You keep hoping that all these nasty preliminaries will somehow be transcended and that the picture will finally begin following the example of "National Velvet" by depicting a young person's obession with horses. Ultimately, it becomes apparent that Forbes' miscalculations grow out of a fundamental inability or disinclination to identify with Sarah. Unlike Bagnold or Clarence Brown, who directed "National Velvet," Forbes shows no interest in the girl's imaginative world.
The recurrence of vicious of hysterical episodes - the "dead" finger, Sarah fleeing on horseback from young hooligans who end up burning to death in the wreck of their car, Velvet threatening Sarah because she ran away from "home", the shooting of a panic-stricken horse during a transatlantic plane flight - may be understandable if one thinks of them as avoidance mechanisms invented out of desperation. Whenever Forbes should be getting down to basic children's story business - Sarah and her love of horses - he conceals his shortcomings by trumping up another irrelevant crisis.
As a consequence, certain obligatory scenes appear to be missing, notably those accounting for the sudden reconciliation between Sarah and Velvet and Sarah's interest in equestrian competition. Forbes may be detected losing the grip on his own slippery continuity. Sarah's exacting equestrian coach, played by Anthony Hopkins, chides the girl for riding like a cowboy when it appears she's been living - and presumably riding - in England for years. During one sequence Forbes blithely inserts the Hopkins character as the narrator. Was Mrs. Forbes indisposed that day?
Despite all this confusion and ineptitude, Forbes may bail himself out with forgetful audiences by creating a measure of suspense around the climactic Olympic equestrian events, which are also very prettily, though not very informatively, photographed. It seems presumptuous of a film-maker who shortchanges the necessary dramatic preparation to expect rooting interest when he finally blunders down the stretch, but many customers do have shorter memories than the filmmakers themselves.
Tatum O'Neal is not an engaging presence as Sarah, but the material is never designed to focus on her needs or feelings. At the beginning the title seems a misnomer, because one absumes the story will deal with a new young horsewoman, whose name isn't Velvet. Forbes covers himself rather cleverly on this subterfuge by pretending that the sporting press nicknames Sarah "International Velvet". However, he can't finesse the basic neglect of Sarah's character in order to emphasize Velvet's pedestrian anxieties.

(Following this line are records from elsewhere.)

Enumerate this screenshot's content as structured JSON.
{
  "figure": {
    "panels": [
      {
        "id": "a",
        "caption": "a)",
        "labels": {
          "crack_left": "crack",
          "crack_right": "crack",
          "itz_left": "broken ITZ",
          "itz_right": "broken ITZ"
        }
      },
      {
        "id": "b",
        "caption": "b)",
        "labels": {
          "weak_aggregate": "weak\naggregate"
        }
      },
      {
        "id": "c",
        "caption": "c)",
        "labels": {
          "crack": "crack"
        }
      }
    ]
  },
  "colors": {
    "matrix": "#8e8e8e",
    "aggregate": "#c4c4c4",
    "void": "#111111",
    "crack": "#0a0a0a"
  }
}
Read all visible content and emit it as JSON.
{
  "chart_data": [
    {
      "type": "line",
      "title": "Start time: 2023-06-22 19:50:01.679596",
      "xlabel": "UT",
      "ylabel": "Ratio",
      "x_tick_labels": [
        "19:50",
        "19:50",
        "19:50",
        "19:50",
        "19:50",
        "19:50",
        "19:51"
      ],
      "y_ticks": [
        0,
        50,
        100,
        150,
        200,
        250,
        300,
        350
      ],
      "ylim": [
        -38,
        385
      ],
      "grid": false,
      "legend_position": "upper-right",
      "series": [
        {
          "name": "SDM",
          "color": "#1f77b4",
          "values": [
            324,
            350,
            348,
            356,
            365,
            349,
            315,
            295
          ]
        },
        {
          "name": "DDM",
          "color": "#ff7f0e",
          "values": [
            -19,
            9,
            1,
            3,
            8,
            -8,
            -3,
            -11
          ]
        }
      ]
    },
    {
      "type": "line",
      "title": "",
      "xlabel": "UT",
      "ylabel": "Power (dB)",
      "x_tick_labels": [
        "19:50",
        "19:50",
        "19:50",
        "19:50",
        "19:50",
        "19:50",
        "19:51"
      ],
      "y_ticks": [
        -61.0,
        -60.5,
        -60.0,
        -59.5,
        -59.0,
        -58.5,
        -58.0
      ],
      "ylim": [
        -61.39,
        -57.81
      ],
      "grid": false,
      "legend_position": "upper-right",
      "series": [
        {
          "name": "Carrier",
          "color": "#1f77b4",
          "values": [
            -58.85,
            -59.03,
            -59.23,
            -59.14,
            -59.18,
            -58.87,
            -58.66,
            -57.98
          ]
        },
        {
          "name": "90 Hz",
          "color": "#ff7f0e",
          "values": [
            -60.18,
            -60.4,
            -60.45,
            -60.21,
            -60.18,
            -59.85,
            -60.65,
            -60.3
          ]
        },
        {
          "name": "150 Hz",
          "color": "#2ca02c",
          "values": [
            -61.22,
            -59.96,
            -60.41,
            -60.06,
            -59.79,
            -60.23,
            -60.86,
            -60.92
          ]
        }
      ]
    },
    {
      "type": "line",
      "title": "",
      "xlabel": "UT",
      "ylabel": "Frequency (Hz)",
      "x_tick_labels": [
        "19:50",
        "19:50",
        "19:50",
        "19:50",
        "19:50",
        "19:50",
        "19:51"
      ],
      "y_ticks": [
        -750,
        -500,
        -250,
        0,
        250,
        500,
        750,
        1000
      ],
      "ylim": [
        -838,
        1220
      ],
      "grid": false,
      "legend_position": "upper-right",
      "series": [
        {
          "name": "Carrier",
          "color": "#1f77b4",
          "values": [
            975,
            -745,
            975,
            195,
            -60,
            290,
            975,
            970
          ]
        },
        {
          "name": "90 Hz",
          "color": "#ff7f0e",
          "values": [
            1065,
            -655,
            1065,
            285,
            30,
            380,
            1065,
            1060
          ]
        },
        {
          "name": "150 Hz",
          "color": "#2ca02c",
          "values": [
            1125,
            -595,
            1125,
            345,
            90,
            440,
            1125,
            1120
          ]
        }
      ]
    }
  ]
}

Despite all of Velvet's earnest prattle, this movie lacks an essential source of strength available to "National Velvet" - the viewpoint of a woman novelist. Forbes enjoys fussing about Velvet's non-existent problems, but he's a patronizing interpreter of the Feminine Angel, fascinated mainly by the jingle of his own dialogue. At one point he even praises his stuff under cover of a casual remark by the Hopkins character about "my subtle wit and whimsical humor."
What a travesty of progress! "National Velvet" matter-of-factly depicted Velvet's mother as the brains and inspiration of her family. "International Velvet" asks us to rejoice in the prospect of Sarah turning into a priggish limitation of her insufferable foster mum. We're supposed to be touched to the quick when Sarah president Velvet with her Olympic medal. It would have been more satisfying to see her present Auntie with a little box with a dead finger inside.